Yes, assignment occurs there, just like it would in a for loop. No new scope is being created.

This is definitely the expected behavior: on each cycle, the value is bound to the name you specify. For instance,

>>> x=0
>>> a=[1,54,4,2,32,234,5234,]
>>> [x for x in a if x>32]
[54, 234, 5234]
>>> x
5234

Once that's recognized, it seems easy enough to avoid: don't use existing names for the variables within comprehensions.

JAL
  • 21,295
  • 1
  • 48
  • 66
2

Interestingly this doesn't affect dictionary or set comprehensions.

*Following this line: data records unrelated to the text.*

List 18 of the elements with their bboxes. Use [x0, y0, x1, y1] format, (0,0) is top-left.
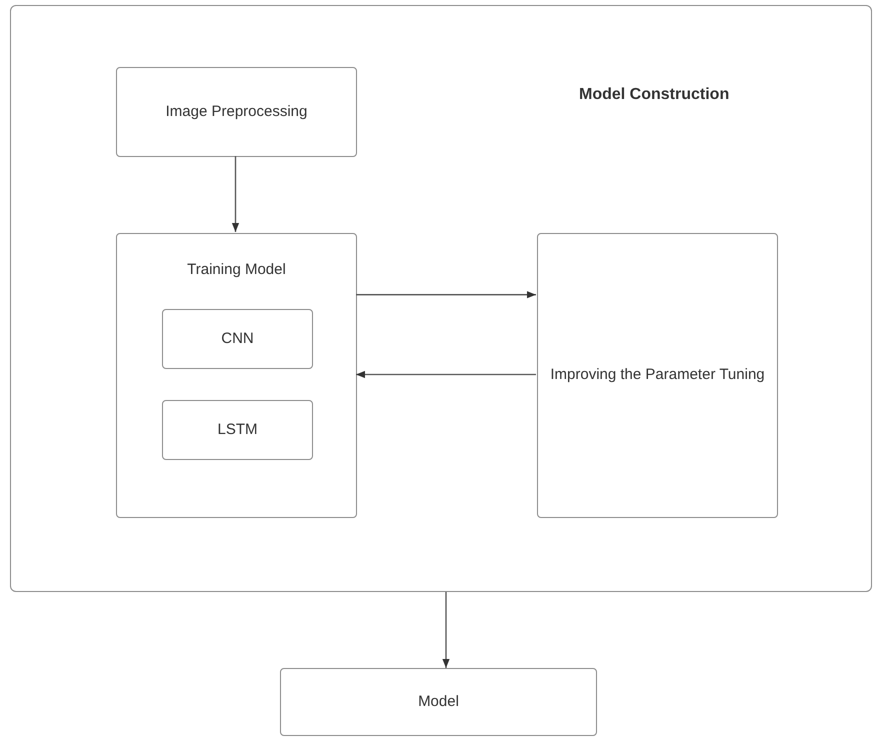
box-label: Improving the Parameter Tuning [550, 365, 765, 386]
arrow [356, 291, 536, 298]
arrow [442, 592, 450, 668]
group-box [116, 233, 357, 518]
process-box [280, 668, 597, 736]
container-panel [10, 5, 872, 592]
arrow [232, 156, 240, 232]
box-label: Model [418, 692, 459, 712]
box-label: Image Preprocessing [166, 102, 308, 122]
process-box [162, 400, 313, 460]
box-label: Training Model [187, 260, 286, 280]
process-box [537, 233, 778, 518]
process-box [162, 309, 313, 369]
box-label: CNN [221, 328, 254, 349]
box-label: LSTM [217, 420, 258, 440]
arrow [356, 370, 536, 378]
process-box [116, 67, 357, 157]
heading: Model Construction [579, 85, 730, 105]
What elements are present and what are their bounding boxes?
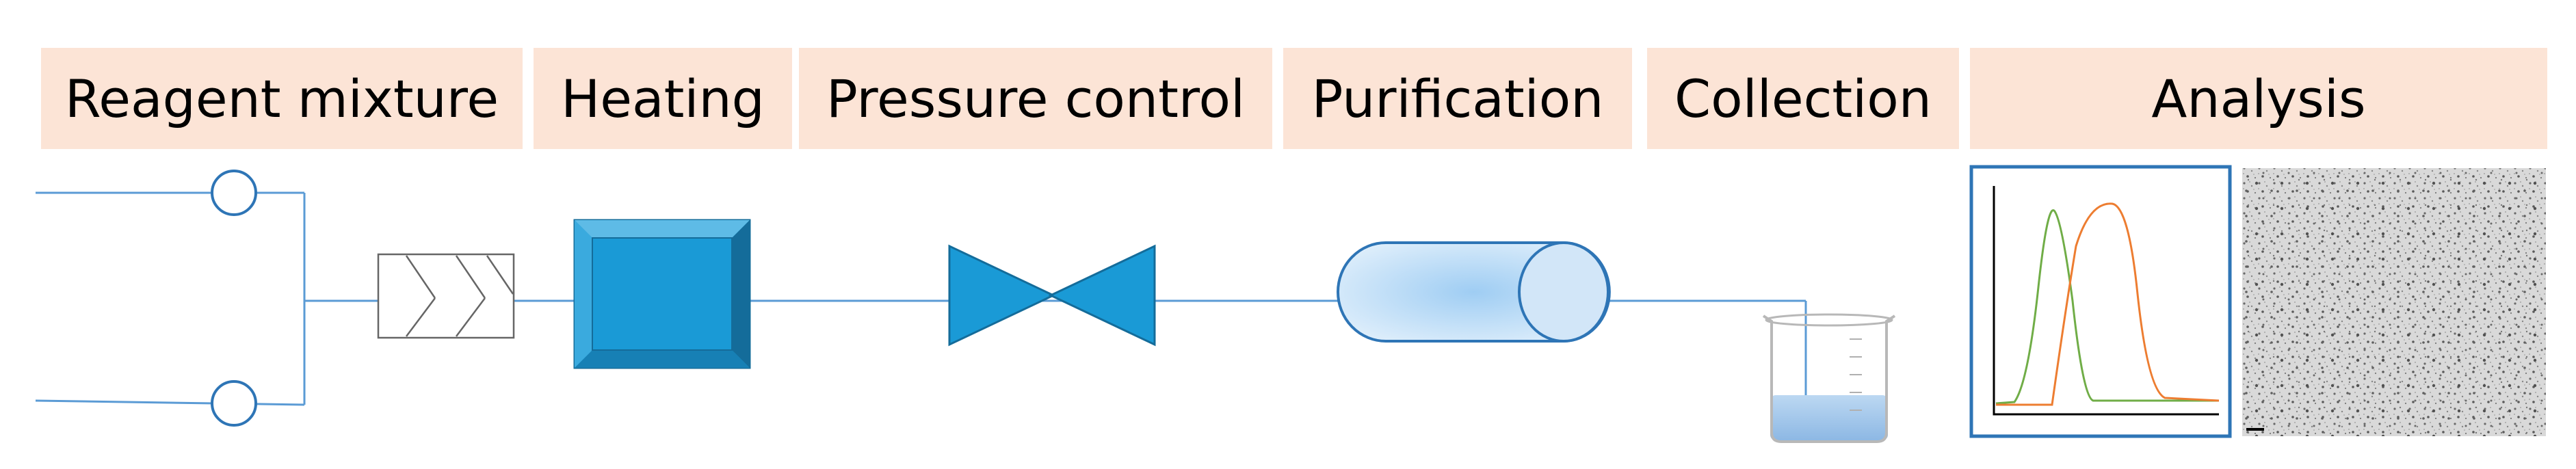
static-mixer-icon <box>377 253 515 339</box>
chromatogram-trace-orange <box>1996 202 2220 406</box>
pressure-valve-icon <box>948 244 1156 347</box>
stage-label-heating: Heating <box>534 48 792 149</box>
chromatogram-trace-green <box>1995 209 2219 405</box>
inlet-valve-icon <box>211 170 257 216</box>
stage-label-reagent-mixture: Reagent mixture <box>41 48 523 149</box>
chromatogram-axes <box>1993 186 2219 416</box>
stage-label-collection: Collection <box>1647 48 1959 149</box>
chromatogram-icon <box>1969 165 2232 438</box>
stage-label-pressure-control: Pressure control <box>799 48 1272 149</box>
inlet-valve-icon <box>211 380 257 427</box>
stage-label-purification: Purification <box>1283 48 1632 149</box>
beaker-icon <box>1762 313 1896 443</box>
stage-label-analysis: Analysis <box>1970 48 2547 149</box>
microscopy-image-icon <box>2242 168 2546 436</box>
lower-inlet-line <box>35 399 305 406</box>
purification-column-icon <box>1337 241 1611 343</box>
heater-block-icon <box>573 219 751 369</box>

>>> [x for x in range(1, 10)]
[1, 2, 3, 4, 5, 6, 7, 8, 9]
>>> x
9
>>> {x for x in range(1, 5)}
set([1, 2, 3, 4])
>>> x
9
>>> {x:x for x in range(1, 100)}
{1: 1, 2: 2, 3: 3, 4: 4, 5: 5, 6: 6, 7: 7, 8: 8, 9: 9, 10: 10, 11: 11, 12: 12, 13: 13, 14: 14, 15: 15, 16: 16, 17: 17, 18: 18, 19: 19, 20: 20, 21: 21, 22: 22, 23: 23, 24: 24, 25: 25, 26: 26, 27: 27, 28: 28, 29: 29, 30: 30, 31: 31, 32: 32, 33: 33, 34: 34, 35: 35, 36: 36, 37: 37, 38: 38, 39: 39, 40: 40, 41: 41, 42: 42, 43: 43, 44: 44, 45: 45, 46: 46, 47: 47, 48: 48, 49: 49, 50: 50, 51: 51, 52: 52, 53: 53, 54: 54, 55: 55, 56: 56, 57: 57, 58: 58, 59: 59, 60: 60, 61: 61, 62: 62, 63: 63, 64: 64, 65: 65, 66: 66, 67: 67, 68: 68, 69: 69, 70: 70, 71: 71, 72: 72, 73: 73, 74: 74, 75: 75, 76: 76, 77: 77, 78: 78, 79: 79, 80: 80, 81: 81, 82: 82, 83: 83, 84: 84, 85: 85, 86: 86, 87: 87, 88: 88, 89: 89, 90: 90, 91: 91, 92: 92, 93: 93, 94: 94, 95: 95, 96: 96, 97: 97, 98: 98, 99: 99}
>>> x
9

However it has been fixed in 3 as noted above.

Chris Travers
  • 25,424
  • 6
  • 65
  • 182
  • That syntax doesn't work at all in Python 2.6. Are you talking about Python 2.7? – Paul Hollingsworth Jan 20 '17 at 14:31
  • Python 2.6 has list comprehensions only as does Python 3.0. 3.1 added set and dictionary comprehensions and these were ported to 2.7. Sorry if that was not clear. It was meant to note a limitation to another answer, and which versions it applies to is not entirely straightforward. – Chris Travers Jan 20 '17 at 14:58
  • While I can imagine making an argument that there are cases where using python 2.7 for new code makes sense, I can't say the same for python 2.6... Even if 2.6 is what came with your OS, you're not stuck with it. Consider installing virtualenv and using 3.6 for new code! – Alex L Feb 01 '17 at 15:47
  • The point about Python 2.6 could come up though in maintaining existing legacy systems. So as an historical note it is not totally irrelevant. Same with 3.0 (ick) – Chris Travers Feb 02 '17 at 17:45
  • Sorry if I sound rude, but this doesn't answer the question in any way. It's better suited as a comment. – 0xc0de May 24 '17 at 08:50
  • How would that format as a comment? Would you prefer I put together a blog post and link to it in a comment? Sorry. I don't want to sound rude, but I am trying to understand the practical tradeoff here and what exactly you would prefer this to look like. – Chris Travers May 24 '17 at 12:21
1

some workaround, for python 2.6, when this behaviour is not desirable

# python
Python 2.6.6 (r266:84292, Aug  9 2016, 06:11:56)
Type "help", "copyright", "credits" or "license" for more information.
>>> x=0
>>> a=list(x for x in xrange(9))
>>> x
0
>>> a=[x for x in xrange(9)]
>>> x
8
-2

In python3 while in list comprehension the variable is not getting change after it's scope over but when we use simple for-loop the variable is getting reassigned out of scope.

i = 1 print(i) print([i in range(5)]) print(i) Value of i will remain 1 only.

Now just use simply for loop the value of i will be reassigned.